I’ve dug around the settings a bit before writing this and I couldn’t find any button or feature to disable or adjust these emails. I could change my email to an account I don’t use as often, but then I’d probably miss actual important PSN ID emails. I could create a separate Gmail folder to catch these notifications, but that doesn’t stop them from coming. It just moves the problem into a different area, which isn’t how you generally solve problems.

You would think by now I’d be accustomed to these emails. Nope!

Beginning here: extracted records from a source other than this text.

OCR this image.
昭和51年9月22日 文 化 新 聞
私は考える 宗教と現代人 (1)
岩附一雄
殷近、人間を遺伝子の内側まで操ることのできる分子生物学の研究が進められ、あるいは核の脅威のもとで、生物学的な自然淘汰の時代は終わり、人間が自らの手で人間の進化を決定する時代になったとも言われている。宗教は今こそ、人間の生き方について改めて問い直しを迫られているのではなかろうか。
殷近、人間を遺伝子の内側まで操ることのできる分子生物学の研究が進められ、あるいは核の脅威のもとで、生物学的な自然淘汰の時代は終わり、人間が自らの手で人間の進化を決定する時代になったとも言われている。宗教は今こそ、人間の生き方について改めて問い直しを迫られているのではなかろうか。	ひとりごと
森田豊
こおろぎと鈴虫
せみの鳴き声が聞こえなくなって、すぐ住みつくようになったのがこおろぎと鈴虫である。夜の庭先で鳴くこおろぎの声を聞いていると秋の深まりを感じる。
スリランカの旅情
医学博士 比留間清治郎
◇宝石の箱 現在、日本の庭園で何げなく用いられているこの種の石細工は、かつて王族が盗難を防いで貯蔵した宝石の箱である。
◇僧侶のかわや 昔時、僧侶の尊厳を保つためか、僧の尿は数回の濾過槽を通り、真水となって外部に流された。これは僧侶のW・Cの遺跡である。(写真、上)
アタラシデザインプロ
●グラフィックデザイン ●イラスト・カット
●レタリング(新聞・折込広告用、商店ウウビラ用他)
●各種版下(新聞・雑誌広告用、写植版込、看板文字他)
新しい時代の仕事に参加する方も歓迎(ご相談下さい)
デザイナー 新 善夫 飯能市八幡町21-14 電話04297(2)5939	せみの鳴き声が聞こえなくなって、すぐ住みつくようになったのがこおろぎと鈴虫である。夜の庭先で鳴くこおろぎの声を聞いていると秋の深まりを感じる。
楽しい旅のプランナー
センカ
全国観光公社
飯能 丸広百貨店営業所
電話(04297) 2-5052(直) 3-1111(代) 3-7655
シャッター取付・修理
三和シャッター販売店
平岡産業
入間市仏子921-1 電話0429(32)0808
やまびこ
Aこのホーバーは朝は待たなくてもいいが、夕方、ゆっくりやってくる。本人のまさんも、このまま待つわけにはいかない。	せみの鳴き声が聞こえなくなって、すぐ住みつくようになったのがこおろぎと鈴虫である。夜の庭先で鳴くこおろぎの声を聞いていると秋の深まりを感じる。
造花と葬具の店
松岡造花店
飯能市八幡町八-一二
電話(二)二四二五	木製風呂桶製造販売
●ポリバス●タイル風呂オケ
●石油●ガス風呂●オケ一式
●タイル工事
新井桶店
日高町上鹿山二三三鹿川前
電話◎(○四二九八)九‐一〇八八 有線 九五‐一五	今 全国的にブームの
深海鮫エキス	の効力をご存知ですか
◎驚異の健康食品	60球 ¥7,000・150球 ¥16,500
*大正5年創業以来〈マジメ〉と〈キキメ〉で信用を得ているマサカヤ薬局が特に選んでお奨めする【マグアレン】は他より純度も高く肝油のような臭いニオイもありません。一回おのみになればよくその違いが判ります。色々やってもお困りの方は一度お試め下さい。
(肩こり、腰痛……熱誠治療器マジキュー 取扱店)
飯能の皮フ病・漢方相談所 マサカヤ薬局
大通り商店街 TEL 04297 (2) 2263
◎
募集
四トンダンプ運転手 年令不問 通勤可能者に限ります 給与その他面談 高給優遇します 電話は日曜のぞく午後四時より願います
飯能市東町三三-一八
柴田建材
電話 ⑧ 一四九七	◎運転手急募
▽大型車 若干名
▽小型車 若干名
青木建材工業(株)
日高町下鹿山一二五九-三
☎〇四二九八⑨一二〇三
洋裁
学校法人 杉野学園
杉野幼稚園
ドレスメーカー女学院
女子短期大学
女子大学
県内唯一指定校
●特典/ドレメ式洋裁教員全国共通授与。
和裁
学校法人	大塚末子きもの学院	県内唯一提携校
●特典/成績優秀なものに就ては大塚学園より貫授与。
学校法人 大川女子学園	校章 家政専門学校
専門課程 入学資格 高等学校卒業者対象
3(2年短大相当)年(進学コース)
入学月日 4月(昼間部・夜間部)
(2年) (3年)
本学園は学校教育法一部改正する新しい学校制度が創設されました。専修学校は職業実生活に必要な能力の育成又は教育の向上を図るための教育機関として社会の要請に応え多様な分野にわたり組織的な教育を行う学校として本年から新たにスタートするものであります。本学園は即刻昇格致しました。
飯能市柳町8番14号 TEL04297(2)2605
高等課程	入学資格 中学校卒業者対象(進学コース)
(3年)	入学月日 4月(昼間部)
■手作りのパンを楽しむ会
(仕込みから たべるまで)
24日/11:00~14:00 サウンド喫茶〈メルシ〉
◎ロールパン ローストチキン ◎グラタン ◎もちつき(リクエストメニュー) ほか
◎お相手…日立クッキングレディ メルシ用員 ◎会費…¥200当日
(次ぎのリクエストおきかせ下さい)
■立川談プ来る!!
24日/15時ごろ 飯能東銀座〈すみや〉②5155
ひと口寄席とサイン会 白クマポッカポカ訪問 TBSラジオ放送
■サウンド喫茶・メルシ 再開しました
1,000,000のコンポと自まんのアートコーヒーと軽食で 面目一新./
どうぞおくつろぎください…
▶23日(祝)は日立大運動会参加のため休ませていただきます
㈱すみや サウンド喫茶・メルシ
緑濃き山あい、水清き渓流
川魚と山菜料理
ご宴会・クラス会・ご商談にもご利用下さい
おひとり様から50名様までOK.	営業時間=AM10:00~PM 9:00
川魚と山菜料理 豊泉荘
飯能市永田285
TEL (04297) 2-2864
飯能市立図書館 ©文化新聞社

I always feel a pang of fear when I see something in my email inbox about newly completed purchases. Did I buy something? Did someone hack me? I recently dealt with a debit card issue that has left me a bit nervous about random purchases, so these emails are, as the kids say, hitting differently these days. I also spent a large portion of my life with little to no money so I’m very, very careful about what I buy and when. These emails instantly throw my brain into panic mode. “Oh no! I’m going to lose all my money. I’m ruined! Oh, God!!”

Image: Rockstar Games Image: Rockstar Games

When I mentioned these annoying and nerve-wracking emails in Kotaku Slack I got feedback almost immediately. One Mike Fahey mentioned an interesting wrinkle: He has kids. So whenever he gets this email he worries that one of his lovely children has purchased something, probably with his credit card. Looking around on Twitter and Reddit you can find a lot of other people complaining and joking about the superfluous PlayStation emails, too.

Sony isn’t alone in this. Epic gives away free games every month and whenever you grab one you can expect a worthless receipt too. For some reason, this doesn’t quite annoy me as much, probably because I’m at my computer when I grab the games and so my brain hasn’t had time to forget about what I did. Plus Epic’s store doesn’t have tons of free apps on it that also trigger emails. Still, Epic, you can stop emailing me about free things too.

It’s possible that a way to turn these off is buried somewhere, or a way to filter them out finely enough into some folder I can ignore — ideally the trash. But it feels like, in 2021, Sony should be able to distinguish between when I actually buy something and when I’m just clicking on a free download. It can’t be that hard! And if, moving forward, the company could just show a little restraint with the receipts it could save me, plus apparently a fair few others, a lot of mini panic attacks when we check our emails.

Comments

  • don’t know what to tell you, but these a digital receipts and i’m pretty sure they are legally required to give them, even if it’s for a free product (given you still go through the same purchasing system to obtain them).

  • And this is the first person who will complain that their account was hacked and Sony didn’t do anything to let them know or stop it.

  • It would have been interesting to get the companies’ response to this issue. Two thoughts occurred to me:

    1) Maybe the company is required to issue these for legal reasons to do with accounting. I’m sure that the companies which have their stuff given away for free would like to know the details. Also, maybe, if it isn’t that, companies would have to do more work than you to make sure people don’t got these notices when they obtain free contents.

    2) Maybe it’s a good idea? I don’t know but maybe sometimes content is free for a limited period of time and if something bad happens to your machine or account and you lose that content, it would be good to have proof of ownership in order to reclaim the item.

  • Well, Epic does this for their free games as well, so it’s not Sony that’s the problem. Likely (as mentioned above) it’s a requirement from some consumer law.

    tbh, hasn’t really bothered me…

  • Oh you poor little flower petal. How dare sony send emails like this that help against fraud.

    Imagine if someone hacked into your account and started purchasing games. Without these emails you wouldnt know.